### v0rtex's blog

By v0rtex, history, 6 weeks ago,

An array of size N is given and a value K. You have to find the minimum subset size so that subset sum is exactly equal to K, if not print -1. 0 < K, a[i], N < 10^6.

• +6

 » 6 weeks ago, # |   0 Isn't this the famous coin change problem? You can easily find the solution online.
•  » » 6 weeks ago, # ^ | ← Rev. 2 →   +8 Sorry, can you explain how?In problem which mentioned in post constraints for $N, K, a_i$ to high for stupid knapsack.Other solution with sqrt opt works $O(n * log(max(a_i)) * sqrt(K))$, thats too much.
•  » » » 6 weeks ago, # ^ |   0 This problem came in Colortoken placement exam. Can you please tell me how can it be solved?
•  » » » » 6 weeks ago, # ^ | ← Rev. 3 →   0 Can you say the time limit, and you sure that constraint is 10^6?
•  » » » » » 6 weeks ago, # ^ | ← Rev. 2 →   0 ![ ]()The sample output were: 2 and -1
•  » » » » » » 6 weeks ago, # ^ |   +11 Are you sure that they ask about finding subset?You tried submit solution for subsegment?
•  » » » » » » » 6 weeks ago, # ^ |   +10 I think so too.
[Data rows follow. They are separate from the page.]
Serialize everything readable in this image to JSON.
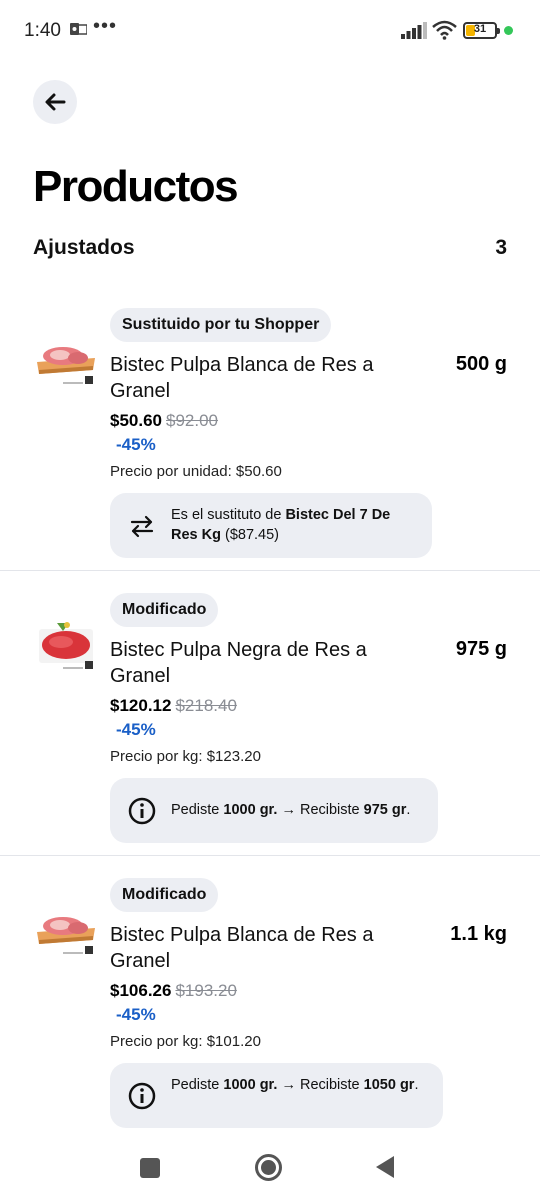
{
  "status_bar": {
    "time": "1:40",
    "dots": "•••",
    "battery": "31"
  },
  "header": {
    "title": "Productos"
  },
  "section": {
    "title": "Ajustados",
    "count": "3"
  },
  "products": [
    {
      "badge": "Sustituido por tu Shopper",
      "name": "Bistec Pulpa Blanca de Res a Granel",
      "qty": "500 g",
      "price": "$50.60",
      "old_price": "$92.00",
      "discount": "-45%",
      "unit_price": "Precio por unidad: $50.60",
      "info_icon": "swap-arrows-icon",
      "info": {
        "prefix": "Es el sustituto de ",
        "bold": "Bistec Del 7 De Res Kg",
        "suffix": " ($87.45)"
      }
    },
    {
      "badge": "Modificado",
      "name": "Bistec Pulpa Negra de Res a Granel",
      "qty": "975 g",
      "price": "$120.12",
      "old_price": "$218.40",
      "discount": "-45%",
      "unit_price": "Precio por kg: $123.20",
      "info_icon": "info-circle-icon",
      "info": {
        "p1": "Pediste ",
        "b1": "1000 gr.",
        "p2": " → Recibiste ",
        "b2": "975 gr",
        "p3": "."
      }
    },
    {
      "badge": "Modificado",
      "name": "Bistec Pulpa Blanca de Res a Granel",
      "qty": "1.1 kg",
      "price": "$106.26",
      "old_price": "$193.20",
      "discount": "-45%",
      "unit_price": "Precio por kg: $101.20",
      "info_icon": "info-circle-icon",
      "info": {
        "p1": "Pediste ",
        "b1": "1000 gr.",
        "p2": " → Recibiste ",
        "b2": "1050 gr",
        "p3": "."
      }
    }
  ],
  "colors": {
    "accent_blue": "#1a5fc7",
    "chip_bg": "#eceef3",
    "strike_gray": "#8a8d94"
  }
}
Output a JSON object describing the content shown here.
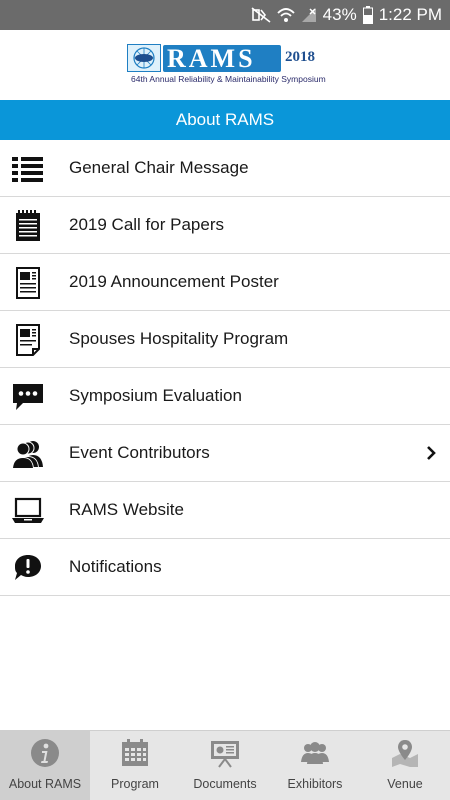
{
  "status_bar": {
    "battery": "43%",
    "time": "1:22 PM"
  },
  "logo": {
    "name": "RAMS",
    "year": "2018",
    "subtitle": "64th Annual Reliability & Maintainability Symposium"
  },
  "title_bar": {
    "title": "About RAMS"
  },
  "menu": {
    "items": [
      {
        "label": "General Chair Message",
        "icon": "list-icon"
      },
      {
        "label": "2019 Call for Papers",
        "icon": "notepad-icon"
      },
      {
        "label": "2019 Announcement Poster",
        "icon": "document-icon"
      },
      {
        "label": "Spouses Hospitality Program",
        "icon": "document-icon"
      },
      {
        "label": "Symposium Evaluation",
        "icon": "chat-bubble-icon"
      },
      {
        "label": "Event Contributors",
        "icon": "people-icon",
        "has_chevron": true
      },
      {
        "label": "RAMS Website",
        "icon": "laptop-icon"
      },
      {
        "label": "Notifications",
        "icon": "alert-bubble-icon"
      }
    ]
  },
  "tabs": [
    {
      "label": "About RAMS",
      "icon": "info-icon",
      "active": true
    },
    {
      "label": "Program",
      "icon": "calendar-icon",
      "active": false
    },
    {
      "label": "Documents",
      "icon": "presentation-icon",
      "active": false
    },
    {
      "label": "Exhibitors",
      "icon": "group-icon",
      "active": false
    },
    {
      "label": "Venue",
      "icon": "map-pin-icon",
      "active": false
    }
  ],
  "colors": {
    "title_bar": "#0a96d9",
    "status_bar": "#6b6b6b",
    "tab_bar": "#e6e6e6",
    "tab_active": "#cfcfcf"
  }
}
Since the output for the second case is -1 they are probably asking for a subsegment (even if that is not clear in the statement). This could be solved in O(n) by using two pointers as well, which explains the constraints.
•  » » » » » » » 6 weeks ago, # ^ |   0 I did not clicked the photos of the question but I tried to find it in telegram. This much I have found.![ ]()
•  » » » » » » 6 weeks ago, # ^ |   +9 nice statement awesome task
•  » » » 6 weeks ago, # ^ |   0 Could you elaborate on this sqrt optmization (or provide links)? Depending on what it is maybe the solution is using it with bitset
•  » » » 6 weeks ago, # ^ | ← Rev. 2 →   0 Or can't we do fft here? Binary search on no of boxes. Complexity will be $O(N*logN*log(max a_i))$
•  » » » » 6 weeks ago, # ^ |   0 binary search will not work here.
•  » » » » 6 weeks ago, # ^ |   0 How do you check that you can collect this amount or not by FFT with fixed amount of items?
•  » » » » » 6 weeks ago, # ^ |   -18 I mean Like we do "Fast subset transform" in a similar way if possible lets say $s$ will be the smallest size of some subset such that it's sum is $K$. then polynomial raise to power $s$ will contains non-zero coefficient for $x^K$ term right.
 » 6 weeks ago, # |   0 I encountered a similar problem recently, can someone suggest some solution: Given an array A of size N, find the number of subsets of size exactly K that add up to S. e.g: A = [1,1,1,2,3,4] K=3, S=6 answer: 6 explanation (0 based indexing) [0,1,5] [0,2,5] [1,2,5] [0,3,4] [1,3,4] [2,3,4] I don't remember the constraints, but let's say 1 <= N,S <= 1000and would it really be possible to solve under normal time-limits i.e. 1 or 2 sec if N,S were 10^5?
•  » » 6 weeks ago, # ^ |   0 I dont know anything better than $O(NS)$. You can submit it here https://www.geeksforgeeks.org/count-of-subsets-with-sum-equal-to-x/
•  » » » 6 weeks ago, # ^ |   0 you missed out on the point Subsets of length exactly K with sum S. The link only talks about subsets with sum S which is quite a standard problem.
•  » » » » 6 weeks ago, # ^ |   0 Yeah sorry thats a different problem I had posted. $O(NKS)$ DP is trivial for your problem. I dont have anything better.